The last words I spoke to Mum just before she passed were ‘Travel safely my beautiful friend’. I kissed her forehead as I spoke them. I can’t find words to express what I felt, because it was a mixture of so many things. The relevance of those moments, for me, were enormous. It was like being witness to a birth, yet filled with a million different emotions, all of which left me swimming. I felt the immenseness of life, the soul, the pain of death, the beauty of the soul’s freedom, the sheer enormity of the magic contained in each and every element of it all. I really don’t know how to put it into words, but that feeling has not left me yet. It has grown daily since Mum passed. Today is one month since that day, and it feels the perfect time to write it down.
I stayed with her for several hours until the undertaker arrived. I just held her hand. I cried. A lot. I had kept it together right up until she passed, but then it felt like it was my time to finally let go. She looked so beautiful, so peaceful. To be honest, I never wanted to let her hand go. I wasn’t able to watch the undertaker taking her away.
One thing that was so evident to me was that Mum felt no fear through her illness. Just as in life, she faced death with courage. One evening, about a week before she passed, I was sitting with her and she felt my sadness. I didn’t show my sadness much, but she could always read me like a book. She smiled at me, raised her hand towards me and said ‘Don’t worry, this is a natural part of life’. She had no fear, just pure acceptance. It took about two days for that one sentence to change from being just words into the true clarity of their meaning. She was absolutely right. This was all entirely natural.
We shared many powerful moments of silence, just holding hands, looking into one another’s eyes and smiling. No words needed to be spoken. We simply connected, soul to soul. I miss her.

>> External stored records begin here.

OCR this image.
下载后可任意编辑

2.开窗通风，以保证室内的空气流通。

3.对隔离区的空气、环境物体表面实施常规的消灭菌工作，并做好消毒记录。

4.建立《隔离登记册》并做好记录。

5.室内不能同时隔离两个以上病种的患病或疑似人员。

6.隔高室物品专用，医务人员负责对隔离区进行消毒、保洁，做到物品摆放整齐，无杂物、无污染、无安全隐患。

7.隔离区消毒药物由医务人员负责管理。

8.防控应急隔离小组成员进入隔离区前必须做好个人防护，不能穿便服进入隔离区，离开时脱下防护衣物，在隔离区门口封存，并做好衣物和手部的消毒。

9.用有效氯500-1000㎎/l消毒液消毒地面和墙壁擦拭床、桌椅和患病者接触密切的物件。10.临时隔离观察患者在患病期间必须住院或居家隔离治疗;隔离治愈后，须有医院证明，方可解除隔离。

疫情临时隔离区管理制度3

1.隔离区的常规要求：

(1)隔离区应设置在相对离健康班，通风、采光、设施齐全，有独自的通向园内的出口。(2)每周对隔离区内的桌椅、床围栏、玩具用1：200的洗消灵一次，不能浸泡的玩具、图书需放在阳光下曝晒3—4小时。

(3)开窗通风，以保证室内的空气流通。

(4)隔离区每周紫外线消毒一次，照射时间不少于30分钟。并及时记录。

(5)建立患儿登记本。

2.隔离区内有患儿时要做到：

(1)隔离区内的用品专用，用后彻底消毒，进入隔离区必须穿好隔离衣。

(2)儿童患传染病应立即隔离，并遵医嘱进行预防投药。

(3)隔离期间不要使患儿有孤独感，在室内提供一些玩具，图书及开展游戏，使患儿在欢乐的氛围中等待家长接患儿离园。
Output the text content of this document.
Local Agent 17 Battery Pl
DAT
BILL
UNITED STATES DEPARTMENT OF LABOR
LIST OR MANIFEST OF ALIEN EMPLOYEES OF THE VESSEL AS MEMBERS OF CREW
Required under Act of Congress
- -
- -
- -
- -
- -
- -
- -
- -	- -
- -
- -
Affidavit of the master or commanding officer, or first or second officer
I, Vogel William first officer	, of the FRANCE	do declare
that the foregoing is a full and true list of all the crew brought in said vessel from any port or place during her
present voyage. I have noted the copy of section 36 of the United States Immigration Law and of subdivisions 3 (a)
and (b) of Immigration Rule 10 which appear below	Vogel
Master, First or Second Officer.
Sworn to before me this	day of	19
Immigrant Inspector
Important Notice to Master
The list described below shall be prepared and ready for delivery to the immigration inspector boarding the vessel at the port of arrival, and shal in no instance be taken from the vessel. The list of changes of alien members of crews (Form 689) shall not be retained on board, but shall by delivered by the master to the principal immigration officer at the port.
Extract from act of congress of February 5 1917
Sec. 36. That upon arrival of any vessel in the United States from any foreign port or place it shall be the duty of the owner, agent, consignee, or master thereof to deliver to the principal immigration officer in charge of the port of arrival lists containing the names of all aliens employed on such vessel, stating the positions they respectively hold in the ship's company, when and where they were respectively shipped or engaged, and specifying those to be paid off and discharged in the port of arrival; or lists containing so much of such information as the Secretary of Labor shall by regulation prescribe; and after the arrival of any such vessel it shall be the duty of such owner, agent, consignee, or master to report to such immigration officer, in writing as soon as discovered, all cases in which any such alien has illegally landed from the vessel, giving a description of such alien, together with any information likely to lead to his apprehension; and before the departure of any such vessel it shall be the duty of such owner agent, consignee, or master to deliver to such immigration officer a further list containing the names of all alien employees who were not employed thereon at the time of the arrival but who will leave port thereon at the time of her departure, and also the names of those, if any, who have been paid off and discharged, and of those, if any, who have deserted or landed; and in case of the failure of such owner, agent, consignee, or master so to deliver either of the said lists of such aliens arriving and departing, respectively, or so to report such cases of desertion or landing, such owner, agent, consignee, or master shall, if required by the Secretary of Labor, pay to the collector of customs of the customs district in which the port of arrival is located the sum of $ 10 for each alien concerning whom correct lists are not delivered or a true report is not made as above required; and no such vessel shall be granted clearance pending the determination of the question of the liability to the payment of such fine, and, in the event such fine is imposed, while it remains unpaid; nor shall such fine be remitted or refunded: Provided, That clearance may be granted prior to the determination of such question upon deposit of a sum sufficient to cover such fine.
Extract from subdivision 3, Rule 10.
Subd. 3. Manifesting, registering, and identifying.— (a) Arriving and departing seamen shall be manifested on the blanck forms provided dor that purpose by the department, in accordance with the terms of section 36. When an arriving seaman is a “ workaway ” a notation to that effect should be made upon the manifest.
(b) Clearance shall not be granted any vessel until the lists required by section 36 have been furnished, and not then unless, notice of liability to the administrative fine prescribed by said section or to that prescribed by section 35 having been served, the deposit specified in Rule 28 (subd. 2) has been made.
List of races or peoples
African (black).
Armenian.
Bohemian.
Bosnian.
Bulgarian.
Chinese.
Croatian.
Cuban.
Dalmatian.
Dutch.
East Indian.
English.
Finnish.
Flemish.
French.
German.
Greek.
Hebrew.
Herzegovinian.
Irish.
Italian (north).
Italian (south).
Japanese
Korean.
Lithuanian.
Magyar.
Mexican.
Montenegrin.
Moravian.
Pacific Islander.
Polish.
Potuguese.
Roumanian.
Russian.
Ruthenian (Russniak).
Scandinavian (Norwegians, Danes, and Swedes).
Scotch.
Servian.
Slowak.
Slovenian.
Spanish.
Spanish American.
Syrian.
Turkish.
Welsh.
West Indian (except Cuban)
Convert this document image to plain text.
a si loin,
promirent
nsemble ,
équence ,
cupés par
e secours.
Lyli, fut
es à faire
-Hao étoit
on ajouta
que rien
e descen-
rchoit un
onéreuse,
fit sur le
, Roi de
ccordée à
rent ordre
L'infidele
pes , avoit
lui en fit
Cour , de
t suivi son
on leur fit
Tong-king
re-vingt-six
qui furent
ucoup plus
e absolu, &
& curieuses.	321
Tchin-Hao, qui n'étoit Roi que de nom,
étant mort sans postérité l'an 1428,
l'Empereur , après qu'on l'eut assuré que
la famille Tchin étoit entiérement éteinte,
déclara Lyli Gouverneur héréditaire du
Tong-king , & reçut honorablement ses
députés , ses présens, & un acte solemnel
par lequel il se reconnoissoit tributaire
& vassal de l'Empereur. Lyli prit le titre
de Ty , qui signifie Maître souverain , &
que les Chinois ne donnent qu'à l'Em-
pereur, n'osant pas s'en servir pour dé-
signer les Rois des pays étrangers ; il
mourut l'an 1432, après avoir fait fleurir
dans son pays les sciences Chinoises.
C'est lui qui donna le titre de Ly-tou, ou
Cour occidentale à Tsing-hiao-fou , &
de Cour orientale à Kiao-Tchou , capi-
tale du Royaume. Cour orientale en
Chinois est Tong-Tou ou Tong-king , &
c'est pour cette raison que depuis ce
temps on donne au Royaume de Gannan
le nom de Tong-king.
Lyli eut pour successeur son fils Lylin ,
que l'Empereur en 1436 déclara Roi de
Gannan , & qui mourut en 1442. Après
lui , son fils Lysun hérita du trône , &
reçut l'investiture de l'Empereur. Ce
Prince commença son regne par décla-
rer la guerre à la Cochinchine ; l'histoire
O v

Amongst so much else that I learned through this incredible journey with Mum, is what an immense privilege it was to share her final transition with her. The amount I learned through being right there with her is not something that can be learned in any other way. It is without doubt, a time of stepping up, despite one’s own pain and fear, and becoming fully present for another soul as they make their final transition. It is about acceptance, and loving someone enough to let them go when their soul needs to be free. It’s about learning to speak and hear the absolute truth with courage, because anything less is simply an insult upon a soul who already knows what the future holds. The journey of being with someone when they pass is a place of pure vulnerability for everyone involved, and a time when one soul needs the absolute presence of another, more than at any other time. Thank you Mum, for honouring me with that privilege.
Mum and I are soul mates. I feel her presence around me every day. I told her that I would be writing about this whole experience and she approved. I had talked openly with her about how much I was learning through each day. We were both learning, and doing so together. She and I will meet many more times and in many more lives.
Goodbye for now my beautiful friend. I love you.